Una innovadora investigación liderada por la Dra. Francisca Parada, del Centro de Estudios Avanzados en Fruticultura (CEAF), ha demostrado el potencial de una herramienta molecular derivada de CRISPR para mejorar el crecimiento y la tolerancia al estrés osmótico en plantas. El estudio, publicado bajo el título “CRISPR/dCas9-mediated BRL3 activation enhances growth and metabolic resilience under osmotic stress in Nicotiana tabacum”, se centra en la búsqueda de soluciones para la creciente escasez hídrica y los desafíos que plantea el cambio climático a la producción agrícola sostenible.
A diferencia del uso convencional de CRISPR, que implica la edición del ADN, esta investigación emplea CRISPRa (CRISPR activation), una técnica que regula la expresión de genes sin alterar la secuencia genética. El sistema funciona como un “interruptor” genético, potenciando la actividad de genes propios de la planta en momentos específicos.
El equipo de la Dra. Parada se enfocó en el gen NtBRL3, vinculado a la producción de brasinoesteroides, hormonas vegetales cruciales para el crecimiento y la adaptación al estrés. Mediante CRISPRa, lograron aumentar entre tres y cuatro veces la expresión de este gen en plantas de tabaco, una especie modelo utilizada en investigación. La investigadora explica que el tabaco permite probar rápidamente nuevas estrategias, que podrían adaptarse a cultivos de importancia agrícola en Chile, como frutales y hortalizas.
Un aspecto clave del estudio fue la incorporación de un promotor sensible al estrés, que activa la expresión genética principalmente en condiciones adversas, como la falta de agua, evitando efectos negativos de una activación constante.
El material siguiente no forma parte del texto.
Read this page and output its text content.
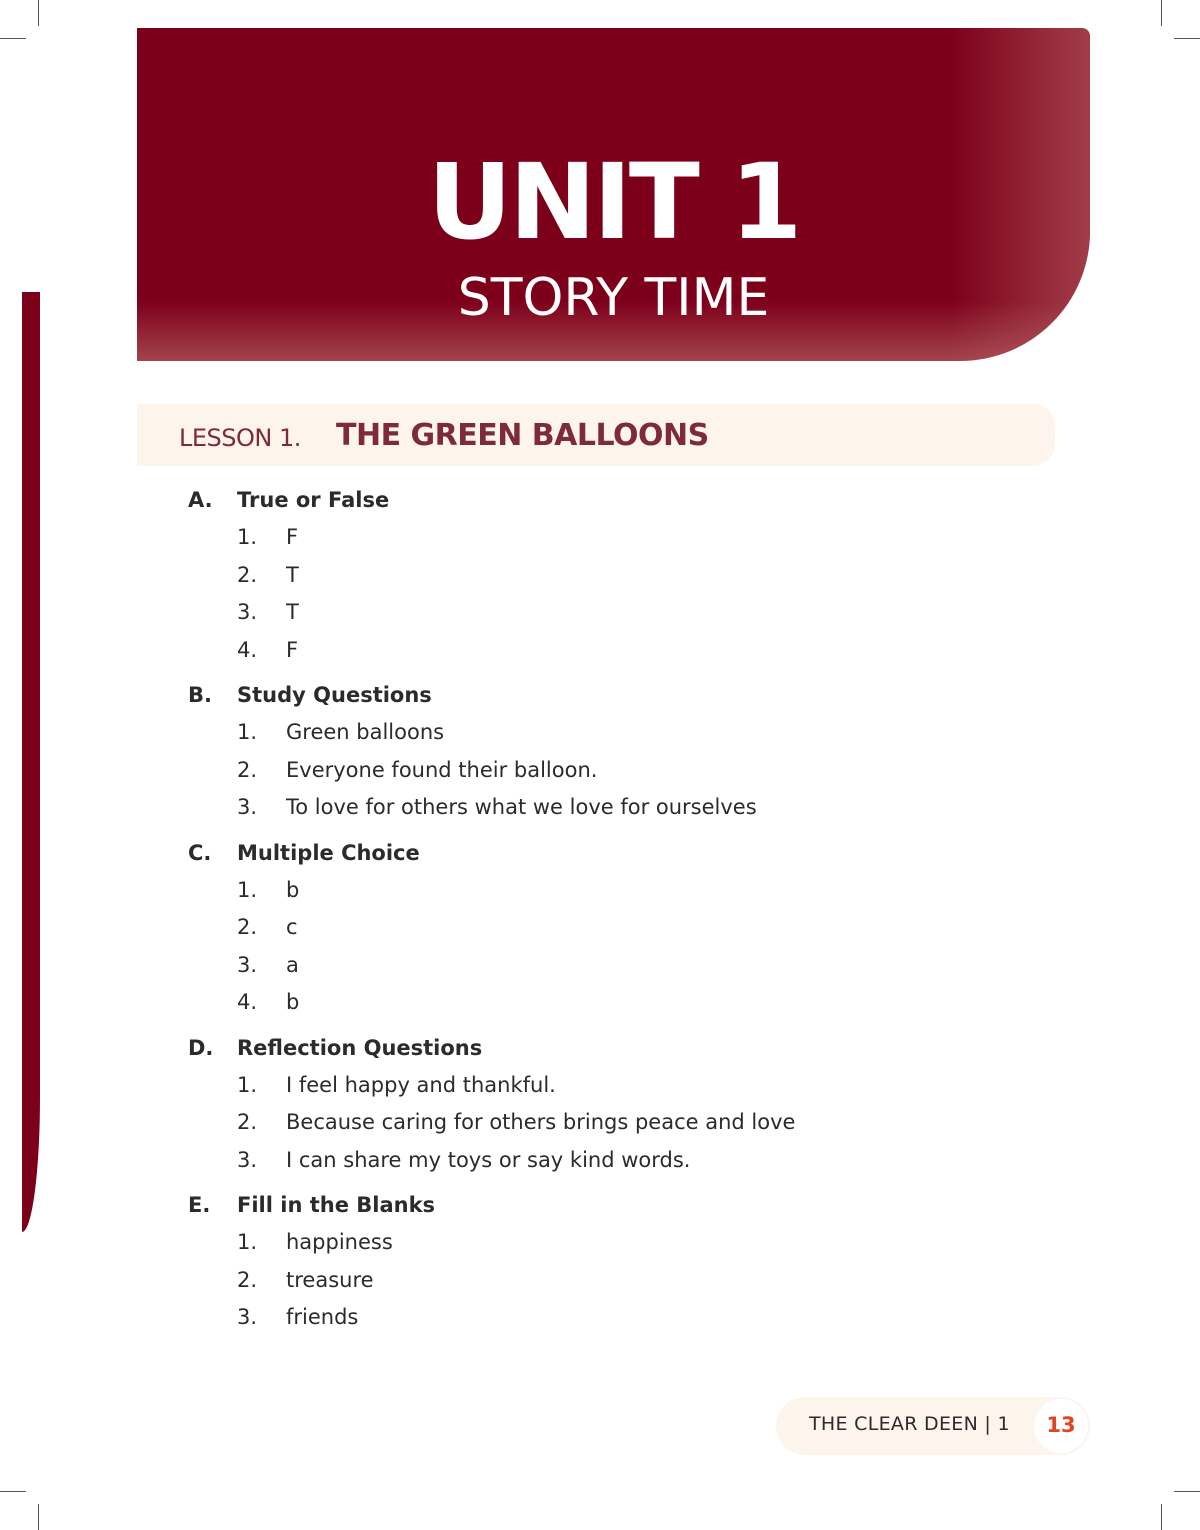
UNIT 1
STORY TIME
LESSON 1. THE GREEN BALLOONS
A. True or False
1. F
2. T
3. T
4. F
B. Study Questions
1. Green balloons
2. Everyone found their balloon.
3. To love for others what we love for ourselves
C. Multiple Choice
1. b
2. c
3. a
4. b
D. Reflection Questions
1. I feel happy and thankful.
2. Because caring for others brings peace and love
3. I can share my toys or say kind words.
E. Fill in the Blanks
1. happiness
2. treasure
3. friends
THE CLEAR DEEN | 1	13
Las plantas sometidas a estrés osmótico controlado mostraron un mayor desarrollo de raíces, permitiéndoles acceder a agua en mayor profundidad, así como ajustes metabólicos y cambios en la estructura de los tejidos, evidenciando una mejor adaptación fisiológica.
Para validar el sistema, se utilizó RUBY, un marcador visual que identifica las zonas donde el gen está activo sin alterar el desarrollo de la planta. Los investigadores creen que esta tecnología, basada en mecanismos conservados en plantas, podría transferirse a cultivos de interés agrícola y adaptarse para responder a otros factores de estrés, como la salinidad o las bajas temperaturas.